Their divine path led them down the Liri Valley to the once noble and flourishing city of Cassino, arriving in the year 529 AD. After lent and on the arrival of Easter, St. Benedict destroyed the idols on the hilltop of Montecassino and converted the ancient pagan altar to Christianity, making it into a church dedicated to St. Martin of Tours. They also established an oratory to St. John the Baptist. This was the start of the construction of the abbey, which would eventually become one of the biggest and most influential monasteries in the world.

The first abbey of Montecassino was built by the monks themselves. They cut down the trees of the hilltop and gathered materials to build their new monastery together.

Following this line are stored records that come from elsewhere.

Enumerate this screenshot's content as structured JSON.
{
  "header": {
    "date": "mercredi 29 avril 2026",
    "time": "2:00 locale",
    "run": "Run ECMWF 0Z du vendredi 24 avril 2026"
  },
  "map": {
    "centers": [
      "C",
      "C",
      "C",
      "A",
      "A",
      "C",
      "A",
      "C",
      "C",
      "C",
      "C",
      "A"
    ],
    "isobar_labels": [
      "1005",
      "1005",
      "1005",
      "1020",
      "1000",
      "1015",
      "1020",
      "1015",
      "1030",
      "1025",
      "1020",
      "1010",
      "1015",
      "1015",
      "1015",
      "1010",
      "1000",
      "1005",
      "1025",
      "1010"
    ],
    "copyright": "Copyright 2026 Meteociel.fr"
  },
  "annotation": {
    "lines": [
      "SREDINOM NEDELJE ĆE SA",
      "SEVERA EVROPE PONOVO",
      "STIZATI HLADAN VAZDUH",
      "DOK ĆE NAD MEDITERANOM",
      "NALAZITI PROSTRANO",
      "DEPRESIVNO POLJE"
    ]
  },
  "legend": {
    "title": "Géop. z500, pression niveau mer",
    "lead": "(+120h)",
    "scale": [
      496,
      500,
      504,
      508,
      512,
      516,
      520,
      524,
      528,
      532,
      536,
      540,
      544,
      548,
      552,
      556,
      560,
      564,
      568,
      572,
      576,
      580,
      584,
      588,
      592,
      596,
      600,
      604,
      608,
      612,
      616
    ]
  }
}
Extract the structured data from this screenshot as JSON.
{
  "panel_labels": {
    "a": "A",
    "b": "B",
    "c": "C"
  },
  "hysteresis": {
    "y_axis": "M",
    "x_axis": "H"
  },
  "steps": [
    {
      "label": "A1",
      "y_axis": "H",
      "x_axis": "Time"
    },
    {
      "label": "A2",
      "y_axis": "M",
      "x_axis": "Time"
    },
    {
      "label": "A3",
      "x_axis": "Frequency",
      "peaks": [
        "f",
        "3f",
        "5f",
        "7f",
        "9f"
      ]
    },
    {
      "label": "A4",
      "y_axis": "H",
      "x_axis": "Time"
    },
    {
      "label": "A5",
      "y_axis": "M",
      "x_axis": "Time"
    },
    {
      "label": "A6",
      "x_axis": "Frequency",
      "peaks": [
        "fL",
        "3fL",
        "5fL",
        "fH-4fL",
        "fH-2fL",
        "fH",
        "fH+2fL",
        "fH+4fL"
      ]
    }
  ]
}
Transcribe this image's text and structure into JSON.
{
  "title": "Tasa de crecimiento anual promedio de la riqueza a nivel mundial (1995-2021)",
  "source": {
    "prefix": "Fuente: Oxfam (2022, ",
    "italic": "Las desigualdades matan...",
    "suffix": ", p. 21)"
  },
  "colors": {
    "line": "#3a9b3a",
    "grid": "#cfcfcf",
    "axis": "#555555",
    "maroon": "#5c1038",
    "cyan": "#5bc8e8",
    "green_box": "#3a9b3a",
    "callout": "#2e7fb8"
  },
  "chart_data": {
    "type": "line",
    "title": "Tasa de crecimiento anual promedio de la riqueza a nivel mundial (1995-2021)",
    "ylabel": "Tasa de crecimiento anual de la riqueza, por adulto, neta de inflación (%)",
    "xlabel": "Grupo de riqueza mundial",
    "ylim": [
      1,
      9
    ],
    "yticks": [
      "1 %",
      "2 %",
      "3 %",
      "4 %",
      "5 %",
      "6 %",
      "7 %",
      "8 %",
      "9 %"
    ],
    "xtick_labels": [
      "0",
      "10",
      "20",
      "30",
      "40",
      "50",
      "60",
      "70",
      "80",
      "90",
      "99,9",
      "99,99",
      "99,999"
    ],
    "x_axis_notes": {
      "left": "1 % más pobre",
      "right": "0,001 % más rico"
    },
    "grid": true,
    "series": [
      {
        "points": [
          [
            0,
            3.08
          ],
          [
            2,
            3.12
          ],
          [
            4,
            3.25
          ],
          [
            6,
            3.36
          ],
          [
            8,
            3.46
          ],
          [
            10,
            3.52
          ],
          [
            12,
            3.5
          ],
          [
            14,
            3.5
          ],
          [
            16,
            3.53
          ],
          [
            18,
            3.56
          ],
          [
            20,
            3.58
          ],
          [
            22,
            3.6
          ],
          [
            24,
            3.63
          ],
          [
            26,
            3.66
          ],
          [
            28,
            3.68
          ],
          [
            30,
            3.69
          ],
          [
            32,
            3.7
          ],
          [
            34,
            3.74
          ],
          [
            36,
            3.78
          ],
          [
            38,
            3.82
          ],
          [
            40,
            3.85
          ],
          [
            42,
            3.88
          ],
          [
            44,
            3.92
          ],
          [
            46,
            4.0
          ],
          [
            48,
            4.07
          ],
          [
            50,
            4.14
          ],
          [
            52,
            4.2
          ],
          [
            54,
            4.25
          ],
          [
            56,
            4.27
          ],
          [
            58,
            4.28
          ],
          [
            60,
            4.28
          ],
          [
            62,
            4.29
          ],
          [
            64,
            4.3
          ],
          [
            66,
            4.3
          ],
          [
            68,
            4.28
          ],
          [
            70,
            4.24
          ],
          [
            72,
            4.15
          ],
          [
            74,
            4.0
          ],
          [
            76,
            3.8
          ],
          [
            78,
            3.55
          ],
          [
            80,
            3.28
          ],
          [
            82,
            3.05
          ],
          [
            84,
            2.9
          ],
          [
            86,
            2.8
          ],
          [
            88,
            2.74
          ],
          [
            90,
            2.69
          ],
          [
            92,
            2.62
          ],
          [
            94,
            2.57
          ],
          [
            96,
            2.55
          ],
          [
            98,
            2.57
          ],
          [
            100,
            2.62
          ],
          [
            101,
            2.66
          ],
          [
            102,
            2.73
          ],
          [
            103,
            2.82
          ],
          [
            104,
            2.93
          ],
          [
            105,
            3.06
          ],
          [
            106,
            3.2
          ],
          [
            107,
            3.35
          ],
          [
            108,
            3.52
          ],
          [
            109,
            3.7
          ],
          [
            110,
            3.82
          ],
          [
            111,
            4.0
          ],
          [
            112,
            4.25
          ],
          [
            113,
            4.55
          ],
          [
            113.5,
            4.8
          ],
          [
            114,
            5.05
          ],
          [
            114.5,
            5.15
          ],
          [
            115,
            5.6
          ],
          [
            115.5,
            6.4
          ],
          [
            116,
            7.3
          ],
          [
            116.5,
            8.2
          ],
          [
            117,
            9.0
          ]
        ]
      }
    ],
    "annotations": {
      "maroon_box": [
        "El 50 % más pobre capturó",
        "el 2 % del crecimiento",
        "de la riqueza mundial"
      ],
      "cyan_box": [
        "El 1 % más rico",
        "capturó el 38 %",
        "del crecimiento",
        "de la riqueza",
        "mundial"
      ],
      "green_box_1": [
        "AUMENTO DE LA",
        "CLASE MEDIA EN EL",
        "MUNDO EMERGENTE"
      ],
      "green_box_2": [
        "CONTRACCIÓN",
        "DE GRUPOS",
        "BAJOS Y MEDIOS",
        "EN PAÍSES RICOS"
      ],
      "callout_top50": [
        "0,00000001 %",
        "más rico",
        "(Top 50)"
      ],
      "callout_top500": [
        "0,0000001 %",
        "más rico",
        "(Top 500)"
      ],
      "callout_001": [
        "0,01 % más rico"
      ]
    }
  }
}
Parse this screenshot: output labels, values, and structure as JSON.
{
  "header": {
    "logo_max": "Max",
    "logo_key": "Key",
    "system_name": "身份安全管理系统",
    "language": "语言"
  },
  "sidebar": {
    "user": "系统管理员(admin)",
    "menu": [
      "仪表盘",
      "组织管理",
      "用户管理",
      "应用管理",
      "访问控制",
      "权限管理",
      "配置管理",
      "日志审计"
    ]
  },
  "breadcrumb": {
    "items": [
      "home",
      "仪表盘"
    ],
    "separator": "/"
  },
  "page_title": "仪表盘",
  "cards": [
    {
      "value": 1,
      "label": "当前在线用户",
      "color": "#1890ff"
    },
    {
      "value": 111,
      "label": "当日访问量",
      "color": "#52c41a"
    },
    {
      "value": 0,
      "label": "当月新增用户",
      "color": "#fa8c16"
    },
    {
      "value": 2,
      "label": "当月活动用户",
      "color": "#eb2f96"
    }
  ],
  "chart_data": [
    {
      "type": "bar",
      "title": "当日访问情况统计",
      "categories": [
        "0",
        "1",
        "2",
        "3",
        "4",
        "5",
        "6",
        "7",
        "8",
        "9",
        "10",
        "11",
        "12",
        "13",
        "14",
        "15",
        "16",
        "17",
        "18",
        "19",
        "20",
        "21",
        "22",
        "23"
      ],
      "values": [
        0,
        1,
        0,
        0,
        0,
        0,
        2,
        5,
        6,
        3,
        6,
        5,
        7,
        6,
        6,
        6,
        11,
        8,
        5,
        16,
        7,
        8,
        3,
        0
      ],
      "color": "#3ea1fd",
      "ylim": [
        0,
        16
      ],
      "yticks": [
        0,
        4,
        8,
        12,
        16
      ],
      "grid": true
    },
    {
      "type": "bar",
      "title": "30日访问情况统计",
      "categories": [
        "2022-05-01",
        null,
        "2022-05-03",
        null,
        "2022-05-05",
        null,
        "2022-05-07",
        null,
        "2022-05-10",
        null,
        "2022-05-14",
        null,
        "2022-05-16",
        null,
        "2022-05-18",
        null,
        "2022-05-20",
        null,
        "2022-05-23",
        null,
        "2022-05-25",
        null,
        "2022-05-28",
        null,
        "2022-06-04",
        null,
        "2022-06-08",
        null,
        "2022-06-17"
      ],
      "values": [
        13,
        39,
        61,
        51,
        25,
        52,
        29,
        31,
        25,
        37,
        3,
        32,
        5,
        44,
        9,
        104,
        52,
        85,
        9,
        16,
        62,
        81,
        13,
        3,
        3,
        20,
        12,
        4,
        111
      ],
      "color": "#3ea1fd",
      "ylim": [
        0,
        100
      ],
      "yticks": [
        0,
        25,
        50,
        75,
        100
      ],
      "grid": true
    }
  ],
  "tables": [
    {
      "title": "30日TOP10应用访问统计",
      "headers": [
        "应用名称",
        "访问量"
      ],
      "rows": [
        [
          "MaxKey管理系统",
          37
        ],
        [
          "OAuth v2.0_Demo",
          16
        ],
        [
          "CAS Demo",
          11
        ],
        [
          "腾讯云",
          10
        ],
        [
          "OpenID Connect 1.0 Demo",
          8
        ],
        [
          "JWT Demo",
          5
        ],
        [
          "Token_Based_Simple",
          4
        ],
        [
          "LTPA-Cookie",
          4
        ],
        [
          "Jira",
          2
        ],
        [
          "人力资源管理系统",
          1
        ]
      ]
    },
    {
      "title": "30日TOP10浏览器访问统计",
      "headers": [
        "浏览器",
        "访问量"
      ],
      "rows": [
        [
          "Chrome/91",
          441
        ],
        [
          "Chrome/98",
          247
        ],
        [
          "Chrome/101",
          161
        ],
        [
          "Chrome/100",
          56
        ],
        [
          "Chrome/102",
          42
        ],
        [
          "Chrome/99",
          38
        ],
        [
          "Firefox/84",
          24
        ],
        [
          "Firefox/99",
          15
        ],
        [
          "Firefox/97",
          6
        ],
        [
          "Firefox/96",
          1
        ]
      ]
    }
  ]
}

They incorporated some of the ancient acropolis walls and tower into their structure and soon the people of Cassino began to assist in the effort as well in any way they could. St. Benedict oversaw the process, protecting them from the wicked presences he still detected on the once pagan site and even performing some miracles, such as saving the life of Severus, a monk who was crushed by a fallen wall.

The young abbey grew in both number of inhabitants as well as reputation. They received many visitors: guests such as Placid's father Tertullus, the poor and hungry from nearby towns, and novice monks. St. Benedict's devout sister St. Scholastica often visited with St. Benedict at a church nearby, Montecassino and the monastery in Piumarola where she was abbess. St. Benedict died in the mid 6th century at Montecassino, survived by his Rule, ideas, and devoted followers all over the globe. His earthly remains along with St. Scholastica's are located in a holy sepulcher inside the Cathedral of Montecassino.